Notaio condannato per dichiarazione infedele quale amministratore di fatto di una società

Con sentenza del novembre 2021, la Corte d’appello di Milano, in parziale riforma del pronunciamento di prime cure del tribunale di Sondrio, aveva riqualificato in dichiarazione infedele il reato fiscale-tributario contestato a tre persone, rideterminando di conseguenza anche le pene.

Gli imputati hanno tutti proposto ricorso per Cassazione, in particolare uno dei tre ha contestato i presupposti della ascrivibilità  a lui del reato, avendogli attribuito i giudici territoriali, quale notaio,  il ruolo di amministratore di fatto della società e la piena ingerenza nella sua gestione. Secondo la tesi accusatoria, egli avrebbe diretto l’altrui attività delittuosa con un contributo decisivo ai fini della stipulazione dei contratti di compravendita da parte della società. Argomentazioni definite “suggestive” e censurate dalla difesa del ricorrente adducendo elementi di incongruità logica e giuridica e asserendo, tra le varie cose, che le decisioni alle quali si sarebbero riferiti gli interventi del professionista sarebbero state in realtà di attribuzione dell’assemblea o dei soci e non dell’amministratore o del consiglio di amministrazione.

Inoltre, secondo il ricorrente, le attività contestate svolte in riferimento alla cessione delle quote, allo scorporo di un ramo di azienda e alla costituzione di una nuova società non avrebbero comportato l’assunzione dei doveri di amministratore, ma piuttosto attribuzioni del socio che assume le determinazioni ritenute opportune in riferimento alle sorti dell’impresa, alle quote di partecipazione al capitale ed all’oggetto sociale, attività dunque del tutto diverse da quelle involgenti il controllo amministrativo e contabile, l’organizzazione interna e la rappresentanza esterna.

 

Come si ricostruisce il profilo dell’amministratore di fatto

I ricorsi sono stati tutti ritenuti inammissibili e rigettati. Quel che preme, senza entrare nel dettaglio del complesso caso, sono le precisazioni della Suprema Corte relativamente alla ricostruzione del profilo di amministratore di fatto che, spiega, “deve condursi, in ambito penalistico, alla stregua di specifici indicatori, individuati non soltanto rapportandosi alle qualifiche formali rivestite in ambito societario ovvero alla mera rilevanza degli atti posti in essere in adempimento della qualifica ricoperta, bensì sulla base delle concrete attività dispiegate in riferimento alle società oggetto d’analisi”.

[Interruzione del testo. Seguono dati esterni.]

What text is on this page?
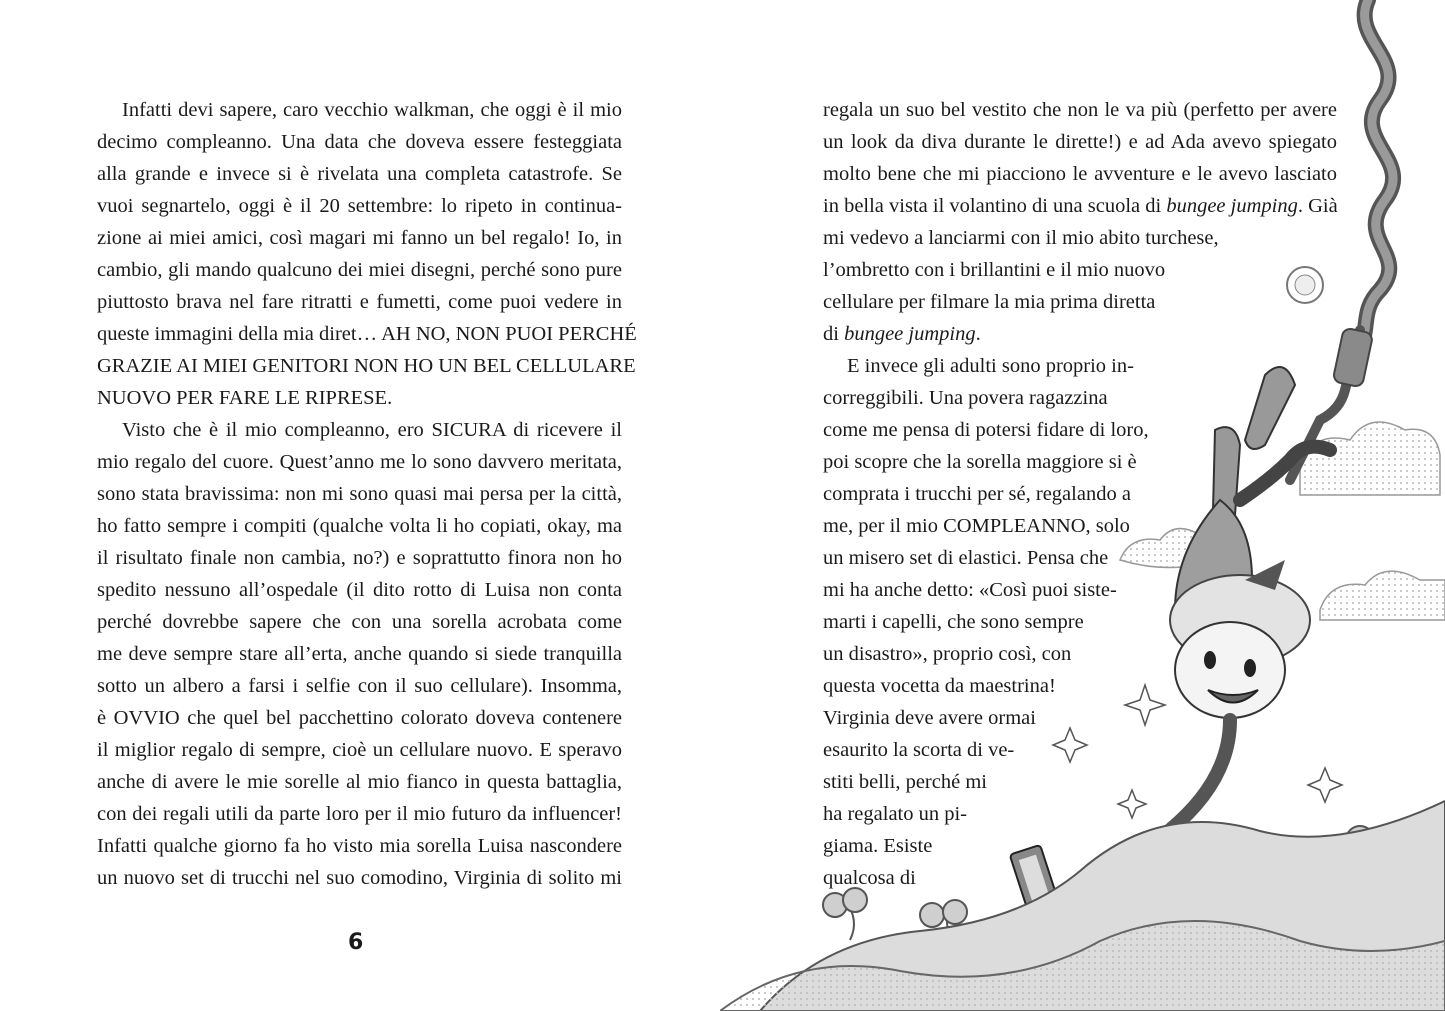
Infatti devi sapere, caro vecchio walkman, che oggi è il mio
decimo compleanno. Una data che doveva essere festeggiata
alla grande e invece si è rivelata una completa catastrofe. Se
vuoi segnartelo, oggi è il 20 settembre: lo ripeto in continua-
zione ai miei amici, così magari mi fanno un bel regalo! Io, in
cambio, gli mando qualcuno dei miei disegni, perché sono pure
piuttosto brava nel fare ritratti e fumetti, come puoi vedere in
queste immagini della mia diret… AH NO, NON PUOI PERCHÉ
GRAZIE AI MIEI GENITORI NON HO UN BEL CELLULARE
NUOVO PER FARE LE RIPRESE.
Visto che è il mio compleanno, ero SICURA di ricevere il
mio regalo del cuore. Quest’anno me lo sono davvero meritata,
sono stata bravissima: non mi sono quasi mai persa per la città,
ho fatto sempre i compiti (qualche volta li ho copiati, okay, ma
il risultato finale non cambia, no?) e soprattutto finora non ho
spedito nessuno all’ospedale (il dito rotto di Luisa non conta
perché dovrebbe sapere che con una sorella acrobata come
me deve sempre stare all’erta, anche quando si siede tranquilla
sotto un albero a farsi i selfie con il suo cellulare). Insomma,
è OVVIO che quel bel pacchettino colorato doveva contenere
il miglior regalo di sempre, cioè un cellulare nuovo. E speravo
anche di avere le mie sorelle al mio fianco in questa battaglia,
con dei regali utili da parte loro per il mio futuro da influencer!
Infatti qualche giorno fa ho visto mia sorella Luisa nascondere
un nuovo set di trucchi nel suo comodino, Virginia di solito mi
6
regala un suo bel vestito che non le va più (perfetto per avere
un look da diva durante le dirette!) e ad Ada avevo spiegato
molto bene che mi piacciono le avventure e le avevo lasciato
in bella vista il volantino di una scuola di bungee jumping. Già
mi vedevo a lanciarmi con il mio abito turchese,
l’ombretto con i brillantini e il mio nuovo
cellulare per filmare la mia prima diretta
di bungee jumping.
E invece gli adulti sono proprio in-
correggibili. Una povera ragazzina
come me pensa di potersi fidare di loro,
poi scopre che la sorella maggiore si è
comprata i trucchi per sé, regalando a
me, per il mio COMPLEANNO, solo
un misero set di elastici. Pensa che
mi ha anche detto: «Così puoi siste-
marti i capelli, che sono sempre
un disastro», proprio così, con
questa vocetta da maestrina!
Virginia deve avere ormai
esaurito la scorta di ve-
stiti belli, perché mi
ha regalato un pi-
giama. Esiste
qualcosa di
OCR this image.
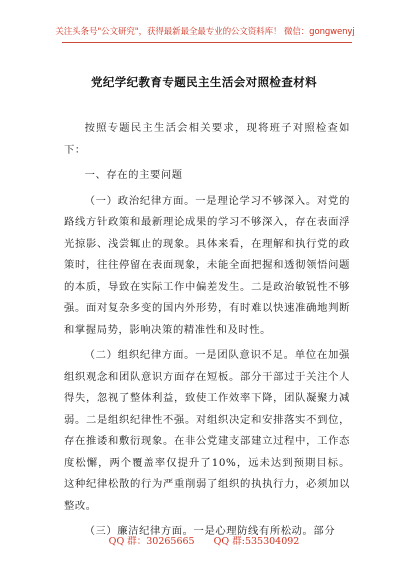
关注头条号"公文研究"，获得最新最全最专业的公文资料库！ 微信：gongwenyj
党纪学纪教育专题民主生活会对照检查材料

按照专题民主生活会相关要求，现将班子对照检查如下：

一、存在的主要问题

（一）政治纪律方面。一是理论学习不够深入。对党的路线方针政策和最新理论成果的学习不够深入，存在表面浮光掠影、浅尝辄止的现象。具体来看，在理解和执行党的政策时，往往停留在表面现象，未能全面把握和透彻领悟问题的本质，导致在实际工作中偏差发生。二是政治敏锐性不够强。面对复杂多变的国内外形势，有时难以快速准确地判断和掌握局势，影响决策的精准性和及时性。

（二）组织纪律方面。一是团队意识不足。单位在加强组织观念和团队意识方面存在短板。部分干部过于关注个人得失，忽视了整体利益，致使工作效率下降，团队凝聚力减弱。二是组织纪律性不强。对组织决定和安排落实不到位，存在推诿和敷衍现象。在非公党建支部建立过程中，工作态度松懈，两个覆盖率仅提升了10%，远未达到预期目标。这种纪律松散的行为严重削弱了组织的执执行力，必须加以整改。

（三）廉洁纪律方面。一是心理防线有所松动。部分

QQ 群：30265665 QQ 群:535304092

Attività riconducibili, secondo validate massime di esperienza, ad “indici sintomatici, quali la diretta partecipazione alla gestione della vita societaria, la generalizzata identificazione nelle funzioni amministrative da parte dei dipendenti e dei terzi, l’intervento nella declinazione delle strategie d’impresa e nelle fasi nevralgiche dell’ente economico“. E il relativo apprezzamento, proseguono i giudici del Palazzaccio, “che si traduce in un accertamento di fatto, sindacabile esclusivamente sotto il profilo della logicità e congruenza della motivazione, non può ritenersi limitato alla fisionomia delineata dal codice civile, che ne declina lo status nella dimensione fisiologica dell’attività d’impresa, ma va riguardato nel più ampio contesto delle ingerenze e degli interessi antigiuridici che ne arricchiscono il ruolo”.

 

Deve emergere una “apprezzabile attività di gestione” effettuata in modo non occasionale

La Cassazione ricorda poi che la nozione di amministratore di fatto è stata introdotta dall’art. 2639 del codice civile e presuppone “l’esercizio, in modo continuativo e significativo, dei poteri inerenti alla qualifica o alla funzione, da non ricondursi, necessariamente, all’esercizio di tutti i poteri tipici dell’organo di gestione, bensì ad un’apprezzabile attività di gestione, che sia effettuata in modo occasionale o non episodico“.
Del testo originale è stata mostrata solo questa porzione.